Why do socks go in as pairs and come out as singles?
Why can’t M&M’s make their candy able to withstand the heat of the dryer? Melts in your mouth and not in the permanent press cycle….
Why is it that only one leg of a pair of stockings gets wrapped around the agitator in the washer making half of the pair long enough for a ten-foot-tall woman?
How do my husband’s black socks keep slipping into the load of whites to be bleached? He has a nice set of purple undergarments going there….
How come I can’t pull the loose threads on my dishtowels, but the minute I put them in the washer they pull and get tangled with everything else like that ten-foot leg of pantyhose?
How do Weebles end up at the bottom of every load?
Just how many outfits does Barbie go through in a day?
And does she have to wear Velcro? I’m tired of her clothes sticking to my ten-foot stockings.
Why do sweat socks smell like corn chips?
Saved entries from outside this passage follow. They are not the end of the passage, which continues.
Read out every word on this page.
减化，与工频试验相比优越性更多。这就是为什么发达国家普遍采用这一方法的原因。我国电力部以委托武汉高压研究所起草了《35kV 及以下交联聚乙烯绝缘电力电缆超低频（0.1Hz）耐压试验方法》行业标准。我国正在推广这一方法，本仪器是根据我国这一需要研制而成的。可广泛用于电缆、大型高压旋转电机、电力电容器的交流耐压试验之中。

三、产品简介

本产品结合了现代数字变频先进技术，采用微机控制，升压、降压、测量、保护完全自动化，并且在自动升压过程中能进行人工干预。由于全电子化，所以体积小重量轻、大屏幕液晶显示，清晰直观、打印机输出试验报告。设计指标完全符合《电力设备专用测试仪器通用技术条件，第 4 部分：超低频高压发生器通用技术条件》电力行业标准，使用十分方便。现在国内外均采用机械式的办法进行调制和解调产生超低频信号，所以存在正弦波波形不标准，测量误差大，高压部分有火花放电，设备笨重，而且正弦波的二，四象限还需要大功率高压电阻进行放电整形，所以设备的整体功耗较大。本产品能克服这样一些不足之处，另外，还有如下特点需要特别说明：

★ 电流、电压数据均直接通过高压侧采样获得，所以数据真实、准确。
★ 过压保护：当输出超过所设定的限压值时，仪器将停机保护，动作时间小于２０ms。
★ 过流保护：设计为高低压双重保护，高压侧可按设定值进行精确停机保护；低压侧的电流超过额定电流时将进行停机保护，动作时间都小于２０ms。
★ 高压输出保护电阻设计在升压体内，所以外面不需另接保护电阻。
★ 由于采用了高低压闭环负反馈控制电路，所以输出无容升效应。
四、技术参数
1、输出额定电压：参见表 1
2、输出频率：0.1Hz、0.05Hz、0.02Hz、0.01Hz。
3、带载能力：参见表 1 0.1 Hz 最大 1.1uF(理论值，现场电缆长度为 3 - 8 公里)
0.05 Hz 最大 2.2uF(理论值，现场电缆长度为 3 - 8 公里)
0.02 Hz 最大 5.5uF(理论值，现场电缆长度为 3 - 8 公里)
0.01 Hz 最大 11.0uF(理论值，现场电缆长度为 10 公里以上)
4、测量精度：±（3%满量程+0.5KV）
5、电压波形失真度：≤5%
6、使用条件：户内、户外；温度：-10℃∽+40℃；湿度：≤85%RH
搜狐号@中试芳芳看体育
How can my children wear their socks just once and yet those socks can totally stand up on their own when taken off?
Why can the very article of clothing somebody’s looking for end up at the bottom of the damp laundry basket smelling like tuna? And why is it the very article of clothing that MUST be worn in five minutes?
Why do my kids spend thirty minutes slicking their hair straight and walk out the door to school with shirts that look slept in?
How do red shirts end up in the whites EVERY TIME?
Why don’t I believe that the portion size of soap the directions suggest is going to be strong enough for the load I’m washing? Don’t these laundry soap manufacturers have kids?
Why is it that a load of laundry takes thirty minutes to dry until it has my baby’s ‘blankie’ in it and then it takes forever? And how do you explain to a hysterical child that ‘blankie’ is coming back?
Whose idea was it to put pockets on the jeans of little boys and tomboys anyway?
Why does the cat keep trying to get in the washer? Should I let her go for a spin?
How can I harness the joy my 22-month-old has when he runs to open the dryer, empties it and sticks his head inside to yell and hear the echo?
How do I convince my kids that my lopsided ten-foot-long stockings are not for tug-o-war?
And finally, who keeps filling up those hampers the very minute I have everything washed, dried, folded, and put away?